In implementing the new Directive of 2000/36, the production and marketing in Italy of cocoa and chocolate products is now governed by a 2003 regulation which controls 'the use of the expression 'pure chocolate', limiting any mention of 'pure' only to chocolate products 'which do not contain vegetable fats other than cocoa butter'.
The breach of this regulation is punishable by a fine from 3,000 to 8,000.
On 5 July 2005 however the European Commission raised the issue of the incompatibility of this 'pure chocolate' provision with Community legislation. In response, the Italian Government proposed the repeal of articles 6 and 7, paragraph 8 of the 2003 regulation.
However by an almost unanimous vote of the Italian Parliament the proposal was rejected and the law relating to 'pure chocolate' remains unchanged.
The issue of 'pure chocolate' emerged in the hearing, indirectly, of the case on 'chocolate substitutes', ruled on by the European Court of Justice in its decision of 16 January 2003 relating to Italys (now repealed) 1976 law. Italy was censured for prohibiting cocoa and chocolate products which comply with the requirements of Directive 73/241/EEC, and to which vegetable fats other than cocoa butter have been added, from being marketed in Italy under the name used in the Member State of production and by requiring that those products may only be marketed under the name 'chocolate substitute'.
The court found this amounted to a quantitative restriction prohibited by article 28 of the European Community Treaty.

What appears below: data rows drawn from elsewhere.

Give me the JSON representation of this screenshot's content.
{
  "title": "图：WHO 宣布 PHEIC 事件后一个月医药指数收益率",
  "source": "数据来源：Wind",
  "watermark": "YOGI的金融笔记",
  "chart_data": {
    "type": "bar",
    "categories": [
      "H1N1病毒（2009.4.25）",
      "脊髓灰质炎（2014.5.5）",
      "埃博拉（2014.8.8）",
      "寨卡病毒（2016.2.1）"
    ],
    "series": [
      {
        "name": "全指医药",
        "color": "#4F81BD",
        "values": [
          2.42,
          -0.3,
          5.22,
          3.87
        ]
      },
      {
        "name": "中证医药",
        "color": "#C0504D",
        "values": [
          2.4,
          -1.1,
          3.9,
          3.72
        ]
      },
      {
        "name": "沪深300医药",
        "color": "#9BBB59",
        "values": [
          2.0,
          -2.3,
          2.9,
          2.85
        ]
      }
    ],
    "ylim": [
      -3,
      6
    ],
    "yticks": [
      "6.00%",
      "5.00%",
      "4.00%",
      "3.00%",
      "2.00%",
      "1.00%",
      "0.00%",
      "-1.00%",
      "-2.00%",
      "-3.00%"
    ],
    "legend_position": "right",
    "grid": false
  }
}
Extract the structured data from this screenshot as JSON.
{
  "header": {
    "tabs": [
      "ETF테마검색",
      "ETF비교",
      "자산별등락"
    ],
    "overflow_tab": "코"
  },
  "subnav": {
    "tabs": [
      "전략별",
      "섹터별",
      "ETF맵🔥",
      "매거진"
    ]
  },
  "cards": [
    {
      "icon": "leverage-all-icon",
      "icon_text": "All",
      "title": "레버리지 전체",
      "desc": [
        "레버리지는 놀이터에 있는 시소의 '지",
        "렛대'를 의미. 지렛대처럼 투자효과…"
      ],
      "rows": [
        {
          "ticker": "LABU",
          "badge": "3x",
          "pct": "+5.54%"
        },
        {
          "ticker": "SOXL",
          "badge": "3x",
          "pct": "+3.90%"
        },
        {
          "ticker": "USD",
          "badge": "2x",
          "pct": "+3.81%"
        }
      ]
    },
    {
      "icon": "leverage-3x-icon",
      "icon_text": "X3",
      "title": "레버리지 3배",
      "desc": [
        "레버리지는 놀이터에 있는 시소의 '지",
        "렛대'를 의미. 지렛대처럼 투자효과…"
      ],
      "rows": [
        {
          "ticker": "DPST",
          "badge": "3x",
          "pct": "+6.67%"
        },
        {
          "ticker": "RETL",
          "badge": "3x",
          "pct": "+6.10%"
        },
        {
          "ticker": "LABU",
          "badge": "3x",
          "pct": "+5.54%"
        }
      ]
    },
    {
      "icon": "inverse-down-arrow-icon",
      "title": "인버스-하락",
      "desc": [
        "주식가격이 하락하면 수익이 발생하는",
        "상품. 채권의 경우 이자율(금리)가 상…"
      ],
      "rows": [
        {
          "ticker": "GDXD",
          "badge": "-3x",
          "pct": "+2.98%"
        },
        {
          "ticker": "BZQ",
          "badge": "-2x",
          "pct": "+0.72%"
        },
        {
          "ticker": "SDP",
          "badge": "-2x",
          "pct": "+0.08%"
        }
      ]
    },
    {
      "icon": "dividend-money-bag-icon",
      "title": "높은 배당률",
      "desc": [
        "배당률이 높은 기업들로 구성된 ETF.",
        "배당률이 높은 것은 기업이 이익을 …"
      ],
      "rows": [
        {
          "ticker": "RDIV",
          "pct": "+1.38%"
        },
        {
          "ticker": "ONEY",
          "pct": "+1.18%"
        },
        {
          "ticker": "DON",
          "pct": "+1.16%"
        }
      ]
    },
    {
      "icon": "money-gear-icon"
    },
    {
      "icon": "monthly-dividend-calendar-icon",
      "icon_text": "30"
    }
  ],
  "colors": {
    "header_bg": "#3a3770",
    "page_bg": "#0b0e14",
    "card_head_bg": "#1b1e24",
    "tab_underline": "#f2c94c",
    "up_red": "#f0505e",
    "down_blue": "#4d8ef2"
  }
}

The Court reasoned that the addition of vegetable fats does not substantially alter the nature of those products, for which appropriate labelling is informative of the presence of vegetable fats other than cocoa butter, and is sufficient to ensure correct information and therefore the protection of the consumer. It noted that the protection of consumer interests could be met by a less restrictive measure which is the inclusion on the label of a neutral and objective statement informing consumers of the presence in the product of vegetable fats other than cocoa butter.

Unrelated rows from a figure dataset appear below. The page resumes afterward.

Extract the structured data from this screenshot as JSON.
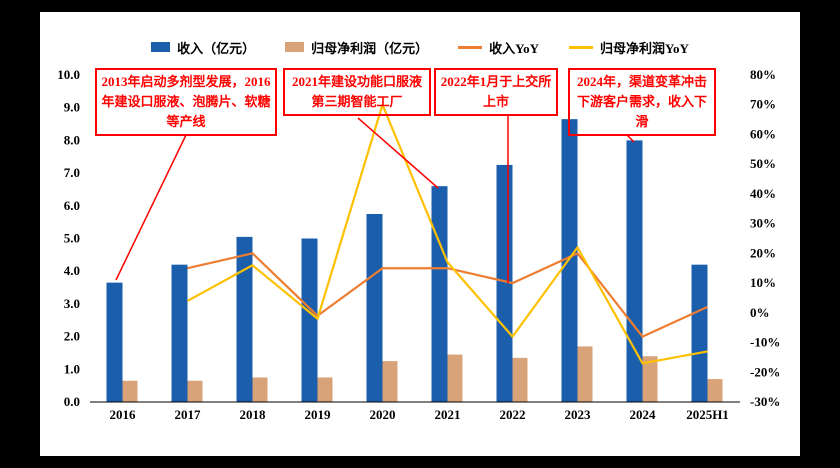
{
  "chart_data": {
    "type": "combo-bar-line",
    "title": "",
    "categories": [
      "2016",
      "2017",
      "2018",
      "2019",
      "2020",
      "2021",
      "2022",
      "2023",
      "2024",
      "2025H1"
    ],
    "series": [
      {
        "name": "收入（亿元）",
        "type": "bar",
        "axis": "left",
        "color": "#1B5EAB",
        "values": [
          3.65,
          4.2,
          5.05,
          5.0,
          5.75,
          6.6,
          7.25,
          8.65,
          8.0,
          4.2
        ]
      },
      {
        "name": "归母净利润（亿元）",
        "type": "bar",
        "axis": "left",
        "color": "#D8A378",
        "values": [
          0.65,
          0.65,
          0.75,
          0.75,
          1.25,
          1.45,
          1.35,
          1.7,
          1.4,
          0.7
        ]
      },
      {
        "name": "收入YoY",
        "type": "line",
        "axis": "right",
        "color": "#ED7D31",
        "values": [
          null,
          15,
          20,
          -1,
          15,
          15,
          10,
          20,
          -8,
          2
        ]
      },
      {
        "name": "归母净利润YoY",
        "type": "line",
        "axis": "right",
        "color": "#FFC000",
        "values": [
          null,
          4,
          16,
          -2,
          70,
          17,
          -8,
          22,
          -17,
          -13
        ]
      }
    ],
    "left_axis": {
      "min": 0,
      "max": 10,
      "step": 1,
      "ticks": [
        "0.0",
        "1.0",
        "2.0",
        "3.0",
        "4.0",
        "5.0",
        "6.0",
        "7.0",
        "8.0",
        "9.0",
        "10.0"
      ]
    },
    "right_axis": {
      "min": -30,
      "max": 80,
      "step": 10,
      "ticks": [
        "-30%",
        "-20%",
        "-10%",
        "0%",
        "10%",
        "20%",
        "30%",
        "40%",
        "50%",
        "60%",
        "70%",
        "80%"
      ]
    },
    "grid": false,
    "legend_position": "top",
    "annotation_color": "#FF0000",
    "annotations": [
      {
        "text": "2013年启动多剂型发展，2016年建设口服液、泡腾片、软糖等产线",
        "target": "2016"
      },
      {
        "text": "2021年建设功能口服液第三期智能工厂",
        "target": "2021"
      },
      {
        "text": "2022年1月于上交所上市",
        "target": "2022"
      },
      {
        "text": "2024年，渠道变革冲击下游客户需求，收入下滑",
        "target": "2024"
      }
    ]
  }
}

When this issue next comes before the Court, it appears the question remains open as to whether the prohibition of the use of the word 'pure' for products made with the addition of vegetable fats other than cocoa butter can be considered information that is 'correct, neutral, objective and does not mislead the consumer' to satisfy Directives 2000/36 and 2000/13.
This is not an issue related to the 'sales name' as in the above case C-14/00, but rather the interpretation of the labelling and marketing rules in which the general principle is that 'the labelling and methods used must not be such as could mislead the purchaser to a material degree, particularly as to the characteristics of the foodstuff and, in particular, as to its nature, identity, properties, composition, quantity, durability, origin or provenance, method of manufacture or production'.

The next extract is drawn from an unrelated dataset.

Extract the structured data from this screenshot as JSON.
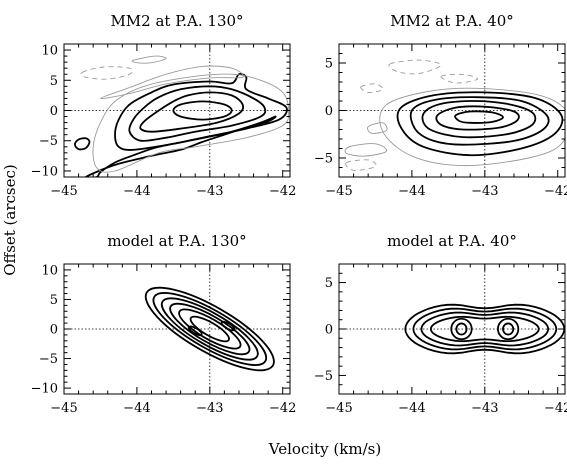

In the case of a finding against it, Italy will have to repeal articles 6 and 7, paragraph 8: but then consideration of any misleading references as to 'pure' might fall within the jurisdiction of the antitrust authority, the office responsible for the prevention of misleading publicity or possibly the authority for unfair competition.
However, should that occur, the break down in consumer protection for food products will be even more apparent. On the one hand, consumers of chocolate products will not be able to rely on a reference which at the outset refers to the purity of the main ingredient in the chocolate. On the other, there are goods which are not harmonised at European level, and in which the definitions of quality in many cases are established by law, such as the names of baked goods - pandoro, panettone and amaretto - or of set quality standards which authorise the use of such claims for delicatessen products such as seasonal prosciutto crudo or salami.
Even if the Italian regulations are found to be in conformity with Community Legislation, not all the problems will be solved. Stop to think of the problems in the relationship between this prohibition and the use of brands, national and communitarian, registered or future, in which there is reference in whole or in part to 'pure'.
BIN Avvocati Associati is a law firm with experience in fields including commercial litigation, company and corporate governance, project finance and food law. It has offices in Turin and Milan.